Hawaiian Telcom has about 500,000 customers in Honolulu and provides services to the other islands in the chain. The company was purchased in 2005 from Verizon Communications Inc. by Carlyle Group LP, the Washington-based private-equity firm, for $1.6 billion. The Hawaiian company restructured and exited bankruptcy in October 2010.

Under the agreement, Hawaiian Telcom holders will have an option of receiving $30.75 in cash for each of their shares — about a 26 percent premium to the June 7 closing price of $24.44 — or a combination of cash and stock in Cincinnati Bell.

OnX provides data storage and cloud services to businesses in North America and the U.K. The Canadian company is closely held and majority owned by Marlin Equity Partners.

The Cincinnati-based company’s geographic stretch into the Pacific isn’t as incongruous as it may seem, Fox said.

‘First Step’

“You don’t need to be adjacent with network assets,” Fox said. “We saw how the Hawaii team has invested heavily in fiber. The way I looked at it, I’m effectively buying another city.”

“I view this as our first step,” he said. “Our share price has been flat as board for several years. If we want to move that, we need to expand. I think there will be additional steps down the line.”

Cincinnati Bell has secured financing commitments from Morgan Stanley Senior Funding Inc. to provide cash for the deal and to refinance Cincinnati Bell and Hawaiian Telcom’s existing debt.
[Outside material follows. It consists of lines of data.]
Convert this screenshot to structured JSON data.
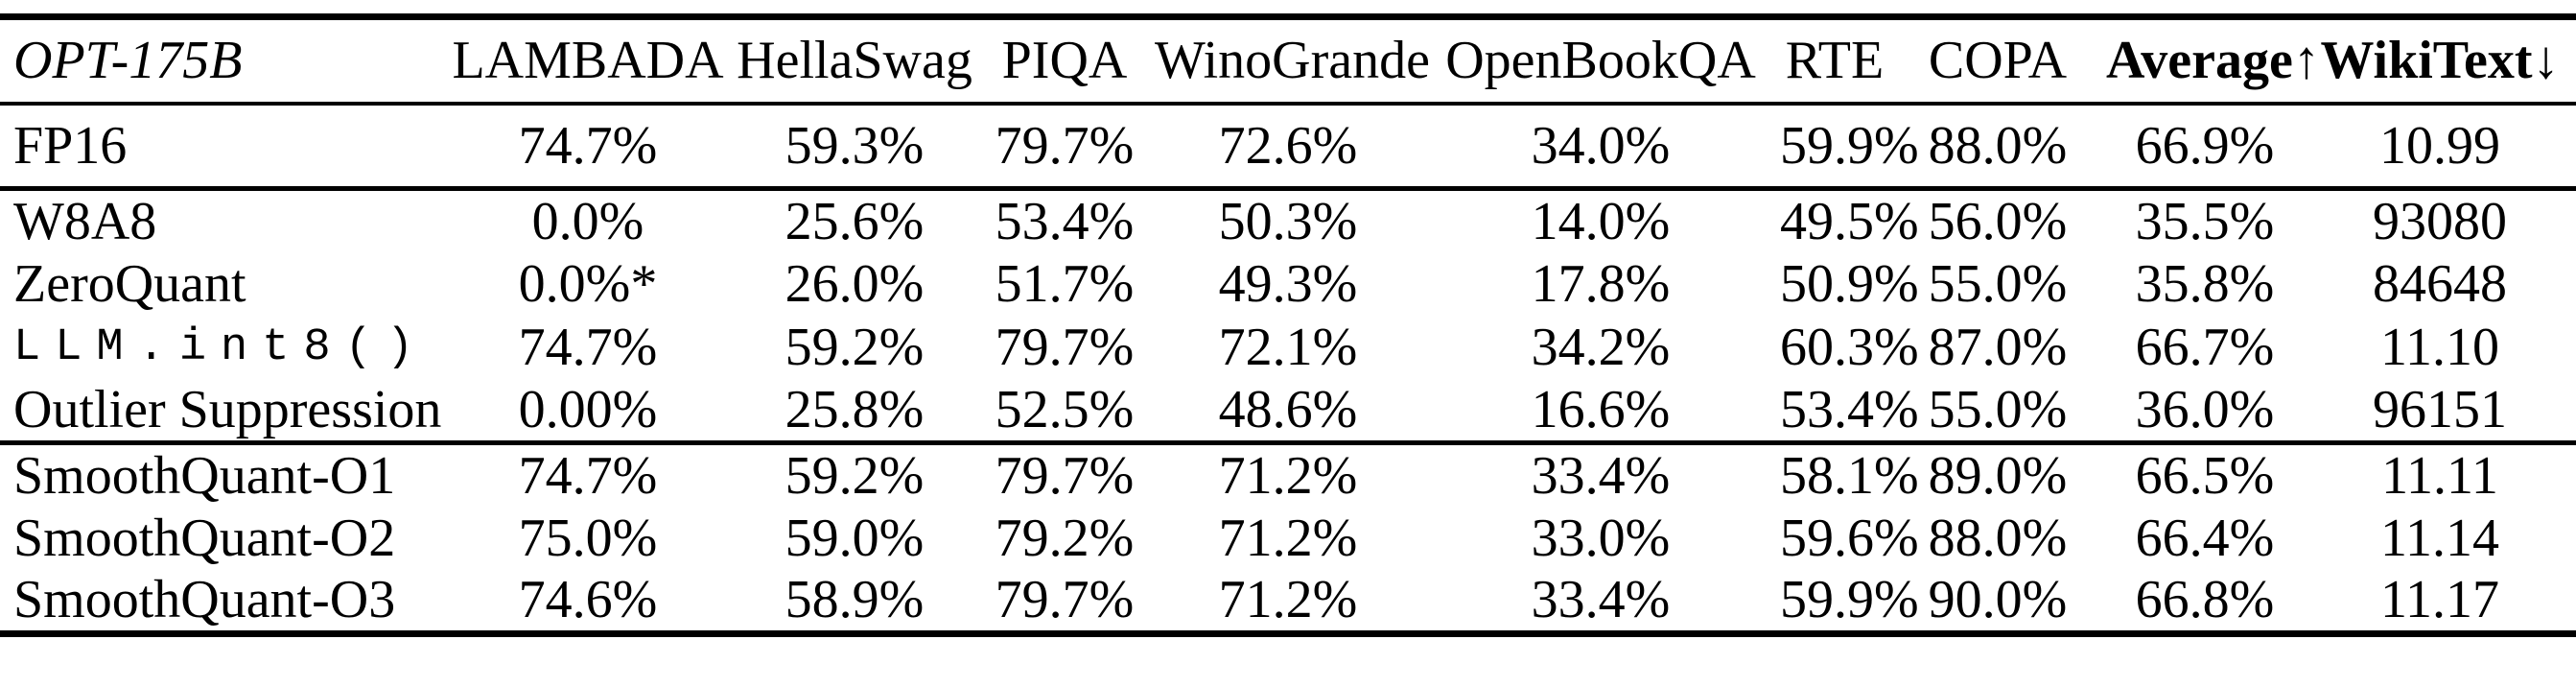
{
  "table": {
    "columns": [
      "OPT-175B",
      "LAMBADA",
      "HellaSwag",
      "PIQA",
      "WinoGrande",
      "OpenBookQA",
      "RTE",
      "COPA",
      "Average↑",
      "WikiText↓"
    ],
    "groups": [
      {
        "name": "baseline",
        "rows": [
          {
            "label": "FP16",
            "values": [
              "74.7%",
              "59.3%",
              "79.7%",
              "72.6%",
              "34.0%",
              "59.9%",
              "88.0%",
              "66.9%",
              "10.99"
            ]
          }
        ]
      },
      {
        "name": "prior-quantization-methods",
        "rows": [
          {
            "label": "W8A8",
            "values": [
              "0.0%",
              "25.6%",
              "53.4%",
              "50.3%",
              "14.0%",
              "49.5%",
              "56.0%",
              "35.5%",
              "93080"
            ]
          },
          {
            "label": "ZeroQuant",
            "values": [
              "0.0%*",
              "26.0%",
              "51.7%",
              "49.3%",
              "17.8%",
              "50.9%",
              "55.0%",
              "35.8%",
              "84648"
            ]
          },
          {
            "label": "LLM.int8()",
            "values": [
              "74.7%",
              "59.2%",
              "79.7%",
              "72.1%",
              "34.2%",
              "60.3%",
              "87.0%",
              "66.7%",
              "11.10"
            ]
          },
          {
            "label": "Outlier Suppression",
            "values": [
              "0.00%",
              "25.8%",
              "52.5%",
              "48.6%",
              "16.6%",
              "53.4%",
              "55.0%",
              "36.0%",
              "96151"
            ]
          }
        ]
      },
      {
        "name": "smoothquant",
        "rows": [
          {
            "label": "SmoothQuant-O1",
            "values": [
              "74.7%",
              "59.2%",
              "79.7%",
              "71.2%",
              "33.4%",
              "58.1%",
              "89.0%",
              "66.5%",
              "11.11"
            ]
          },
          {
            "label": "SmoothQuant-O2",
            "values": [
              "75.0%",
              "59.0%",
              "79.2%",
              "71.2%",
              "33.0%",
              "59.6%",
              "88.0%",
              "66.4%",
              "11.14"
            ]
          },
          {
            "label": "SmoothQuant-O3",
            "values": [
              "74.6%",
              "58.9%",
              "79.7%",
              "71.2%",
              "33.4%",
              "59.9%",
              "90.0%",
              "66.8%",
              "11.17"
            ]
          }
        ]
      }
    ]
  },
  "colors": {
    "text": "#000000",
    "background": "#ffffff",
    "rule": "#000000"
  }
}
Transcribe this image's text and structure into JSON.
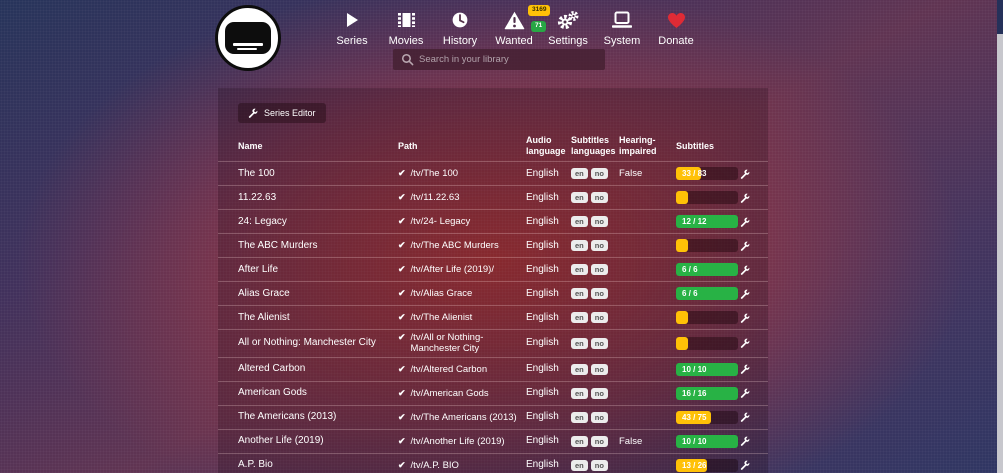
{
  "nav": {
    "items": [
      {
        "label": "Series",
        "icon": "play-icon"
      },
      {
        "label": "Movies",
        "icon": "film-icon"
      },
      {
        "label": "History",
        "icon": "clock-icon"
      },
      {
        "label": "Wanted",
        "icon": "warning-icon",
        "badges": [
          {
            "value": "3169",
            "color": "#ffc107"
          },
          {
            "value": "71",
            "color": "#28a745"
          }
        ]
      },
      {
        "label": "Settings",
        "icon": "cogs-icon"
      },
      {
        "label": "System",
        "icon": "laptop-icon"
      },
      {
        "label": "Donate",
        "icon": "heart-icon"
      }
    ],
    "search_placeholder": "Search in your library"
  },
  "editor": {
    "button_label": "Series Editor"
  },
  "icons": {
    "check": "✔"
  },
  "colors": {
    "progress_warning": "#ffc107",
    "progress_success": "#28b245",
    "heart_red": "#df2b35",
    "badge_bg": "#ececec"
  },
  "table": {
    "headers": [
      "Name",
      "Path",
      "Audio language",
      "Subtitles languages",
      "Hearing-impaired",
      "Subtitles"
    ],
    "rows": [
      {
        "name": "The 100",
        "path": "/tv/The 100",
        "audio": "English",
        "subtitle_languages": [
          "en",
          "no"
        ],
        "hi": "False",
        "progress": {
          "label": "33 / 83",
          "percent": 40,
          "state": "warning"
        }
      },
      {
        "name": "11.22.63",
        "path": "/tv/11.22.63",
        "audio": "English",
        "subtitle_languages": [
          "en",
          "no"
        ],
        "hi": "",
        "progress": {
          "label": "",
          "percent": 20,
          "state": "warning"
        }
      },
      {
        "name": "24: Legacy",
        "path": "/tv/24- Legacy",
        "audio": "English",
        "subtitle_languages": [
          "en",
          "no"
        ],
        "hi": "",
        "progress": {
          "label": "12 / 12",
          "percent": 100,
          "state": "success"
        }
      },
      {
        "name": "The ABC Murders",
        "path": "/tv/The ABC Murders",
        "audio": "English",
        "subtitle_languages": [
          "en",
          "no"
        ],
        "hi": "",
        "progress": {
          "label": "",
          "percent": 20,
          "state": "warning"
        }
      },
      {
        "name": "After Life",
        "path": "/tv/After Life (2019)/",
        "audio": "English",
        "subtitle_languages": [
          "en",
          "no"
        ],
        "hi": "",
        "progress": {
          "label": "6 / 6",
          "percent": 100,
          "state": "success"
        }
      },
      {
        "name": "Alias Grace",
        "path": "/tv/Alias Grace",
        "audio": "English",
        "subtitle_languages": [
          "en",
          "no"
        ],
        "hi": "",
        "progress": {
          "label": "6 / 6",
          "percent": 100,
          "state": "success"
        }
      },
      {
        "name": "The Alienist",
        "path": "/tv/The Alienist",
        "audio": "English",
        "subtitle_languages": [
          "en",
          "no"
        ],
        "hi": "",
        "progress": {
          "label": "",
          "percent": 20,
          "state": "warning"
        }
      },
      {
        "name": "All or Nothing: Manchester City",
        "path": "/tv/All or Nothing- Manchester City",
        "audio": "English",
        "subtitle_languages": [
          "en",
          "no"
        ],
        "hi": "",
        "progress": {
          "label": "",
          "percent": 20,
          "state": "warning"
        }
      },
      {
        "name": "Altered Carbon",
        "path": "/tv/Altered Carbon",
        "audio": "English",
        "subtitle_languages": [
          "en",
          "no"
        ],
        "hi": "",
        "progress": {
          "label": "10 / 10",
          "percent": 100,
          "state": "success"
        }
      },
      {
        "name": "American Gods",
        "path": "/tv/American Gods",
        "audio": "English",
        "subtitle_languages": [
          "en",
          "no"
        ],
        "hi": "",
        "progress": {
          "label": "16 / 16",
          "percent": 100,
          "state": "success"
        }
      },
      {
        "name": "The Americans (2013)",
        "path": "/tv/The Americans (2013)",
        "audio": "English",
        "subtitle_languages": [
          "en",
          "no"
        ],
        "hi": "",
        "progress": {
          "label": "43 / 75",
          "percent": 57,
          "state": "warning"
        }
      },
      {
        "name": "Another Life (2019)",
        "path": "/tv/Another Life (2019)",
        "audio": "English",
        "subtitle_languages": [
          "en",
          "no"
        ],
        "hi": "False",
        "progress": {
          "label": "10 / 10",
          "percent": 100,
          "state": "success"
        }
      },
      {
        "name": "A.P. Bio",
        "path": "/tv/A.P. BIO",
        "audio": "English",
        "subtitle_languages": [
          "en",
          "no"
        ],
        "hi": "",
        "progress": {
          "label": "13 / 26",
          "percent": 50,
          "state": "warning"
        }
      }
    ]
  }
}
Cincinnati Bell expects to close the Hawaiian Telcom deal in the second half of 2018.

Moelis & Co. and Morgan Stanley are financial advisers to Cincinnati Bell, and Stephens Inc. is also a financial adviser for the OnX transaction. Cravath Swaine & Moore LLP, Morgan Lewis & Bockius, and BosseLaw PLLC served as legal counsel for both transactions. UBS Group AG is the financial adviser to Hawaiian Telcom, and Gibson Dunn & Crutcher LLP is serving as legal counsel. Raymond James Financial Inc. is acting as financial adviser to OnX, with Schulte Roth & Zabel LLP as legal counsel.